L'abandon de l'analyse statique du risque
Pendant près de deux décennies, la position des tribunaux français reposait sur une logique stricte. La justice considérait qu'il n'y avait pas de risque de change dès lors que l'emprunteur percevait ses revenus dans la devise du prêt au moment de la souscription. En résumé, si un frontalier gagnait sa vie en francs suisses et remboursait en francs suisses, il était réputé ne pas subir les variations du taux de change euro/CHF.
Cette approche figeait la situation contractuelle au jour de la signature. Or, par cet arrêt du 9 juillet 2025, la Haute Juridiction abandonne cette vision instantanée pour adopter une approche dynamique. Elle reconnaît désormais qu’un prêt immobilier, qui engage l’emprunteur sur vingt ou vingt-cinq ans, ne peut être analysé uniquement au regard de sa situation initiale.
Les juges doivent dorénavant prendre en compte la durée globale d'exécution du contrat. La Cour valide ainsi le fait que la parité des revenus et des échéances n'est pas immuable. Les accidents de la vie, tels qu'un licenciement, une retraite ou un retour à l'emploi en France, peuvent contraindre l'emprunteur à rembourser son crédit avec des revenus en euros. Il se trouve alors exposé à la volatilité du marché des changes.
Une obligation d’information bancaire renforcée
Cette décision aligne le droit français sur les exigences de la Cour de justice de l’Union européenne (CJUE).
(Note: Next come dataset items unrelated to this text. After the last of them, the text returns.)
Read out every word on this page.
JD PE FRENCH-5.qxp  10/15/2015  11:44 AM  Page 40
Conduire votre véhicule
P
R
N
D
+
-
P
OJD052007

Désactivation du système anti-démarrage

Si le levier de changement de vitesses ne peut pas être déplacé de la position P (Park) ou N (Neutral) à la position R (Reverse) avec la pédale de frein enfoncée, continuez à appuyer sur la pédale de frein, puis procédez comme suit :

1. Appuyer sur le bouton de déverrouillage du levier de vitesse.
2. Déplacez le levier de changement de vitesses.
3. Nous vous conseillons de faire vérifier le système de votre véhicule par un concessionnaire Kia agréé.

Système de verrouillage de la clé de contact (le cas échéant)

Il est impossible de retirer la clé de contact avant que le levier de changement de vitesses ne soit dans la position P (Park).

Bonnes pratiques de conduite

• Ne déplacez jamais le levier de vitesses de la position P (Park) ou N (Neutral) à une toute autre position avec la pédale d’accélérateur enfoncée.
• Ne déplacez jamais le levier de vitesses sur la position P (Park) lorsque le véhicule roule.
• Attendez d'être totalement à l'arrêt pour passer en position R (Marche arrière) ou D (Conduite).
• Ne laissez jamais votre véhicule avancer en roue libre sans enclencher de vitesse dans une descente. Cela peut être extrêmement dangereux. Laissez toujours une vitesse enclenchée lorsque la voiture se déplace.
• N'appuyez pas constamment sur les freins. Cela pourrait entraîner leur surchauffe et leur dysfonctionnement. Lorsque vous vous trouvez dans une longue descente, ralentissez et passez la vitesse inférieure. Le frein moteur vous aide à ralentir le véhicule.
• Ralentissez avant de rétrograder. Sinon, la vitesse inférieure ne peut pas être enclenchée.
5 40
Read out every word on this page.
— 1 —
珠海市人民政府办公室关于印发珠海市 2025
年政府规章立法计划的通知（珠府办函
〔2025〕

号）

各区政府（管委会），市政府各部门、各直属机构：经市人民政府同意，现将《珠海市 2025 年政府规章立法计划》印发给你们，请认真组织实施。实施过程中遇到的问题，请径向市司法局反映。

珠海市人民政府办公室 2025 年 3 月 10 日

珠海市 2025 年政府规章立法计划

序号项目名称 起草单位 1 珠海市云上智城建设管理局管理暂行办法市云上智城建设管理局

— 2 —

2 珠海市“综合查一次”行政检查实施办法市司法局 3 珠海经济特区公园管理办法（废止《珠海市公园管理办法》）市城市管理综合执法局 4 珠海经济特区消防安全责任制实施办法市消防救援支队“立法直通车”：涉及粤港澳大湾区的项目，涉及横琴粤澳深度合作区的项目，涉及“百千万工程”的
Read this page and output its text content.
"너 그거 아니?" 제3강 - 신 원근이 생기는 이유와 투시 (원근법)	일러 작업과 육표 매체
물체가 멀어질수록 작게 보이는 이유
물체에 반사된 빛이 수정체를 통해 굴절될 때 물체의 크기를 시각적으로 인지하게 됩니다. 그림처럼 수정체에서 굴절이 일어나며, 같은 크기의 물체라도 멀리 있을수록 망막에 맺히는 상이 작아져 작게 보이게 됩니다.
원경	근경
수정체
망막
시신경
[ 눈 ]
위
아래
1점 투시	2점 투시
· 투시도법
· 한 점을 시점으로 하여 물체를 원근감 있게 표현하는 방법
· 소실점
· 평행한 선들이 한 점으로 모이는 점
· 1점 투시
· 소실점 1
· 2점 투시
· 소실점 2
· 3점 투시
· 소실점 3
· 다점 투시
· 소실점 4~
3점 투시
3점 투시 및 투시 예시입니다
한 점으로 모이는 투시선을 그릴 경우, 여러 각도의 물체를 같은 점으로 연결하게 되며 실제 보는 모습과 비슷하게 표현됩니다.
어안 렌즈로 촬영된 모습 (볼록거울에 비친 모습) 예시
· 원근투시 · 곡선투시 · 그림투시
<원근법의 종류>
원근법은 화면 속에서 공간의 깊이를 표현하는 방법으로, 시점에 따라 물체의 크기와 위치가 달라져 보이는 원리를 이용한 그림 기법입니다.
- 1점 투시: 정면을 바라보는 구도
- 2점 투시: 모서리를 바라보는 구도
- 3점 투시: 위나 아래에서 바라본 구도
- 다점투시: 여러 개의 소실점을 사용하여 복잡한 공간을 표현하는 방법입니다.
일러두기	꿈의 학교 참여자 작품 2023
La conséquence juridique est immédiate : la banque ne peut plus se contenter de vérifier la devise des revenus au jour de l’octroi du crédit.
Il pèse désormais sur l'établissement prêteur une obligation d’information beaucoup plus dense. La banque doit démontrer qu'elle a alerté l'emprunteur sur les risques économiques concrets pouvant survenir tout au long de la vie du prêt. L'information doit être claire, intelligible et complète. Elle doit permettre au client de mesurer l'impact financier d'une dépréciation de l'euro par rapport au franc suisse, même si cette hypothèse semblait peu probable lors de la signature.
Vers de nouvelles perspectives contentieuses
Ce changement de doctrine offre des arguments juridiques renouvelés pour les emprunteurs en difficulté. En reconnaissant que le risque de change existe même pour ceux qui percevaient initialement des revenus en devises, la Cour de cassation facilite la contestation des clauses contractuelles ou le défaut de mise en garde.
Concrètement, les travailleurs frontaliers ayant vu leur capital restant dû augmenter suite aux fluctuations monétaires disposent aujourd'hui d'un levier pour engager la responsabilité de leur banque. Cette décision rappelle que le devoir de loyauté du banquier doit anticiper la réalité économique de long terme.
Il convient désormais d'analyser chaque dossier avec précision pour déterminer si, au regard de cette nouvelle jurisprudence, des actions en nullité ou en responsabilité peuvent être utilement engagées. Une vérification rigoureuse des délais de prescription reste toutefois indispensable avant toute procédure.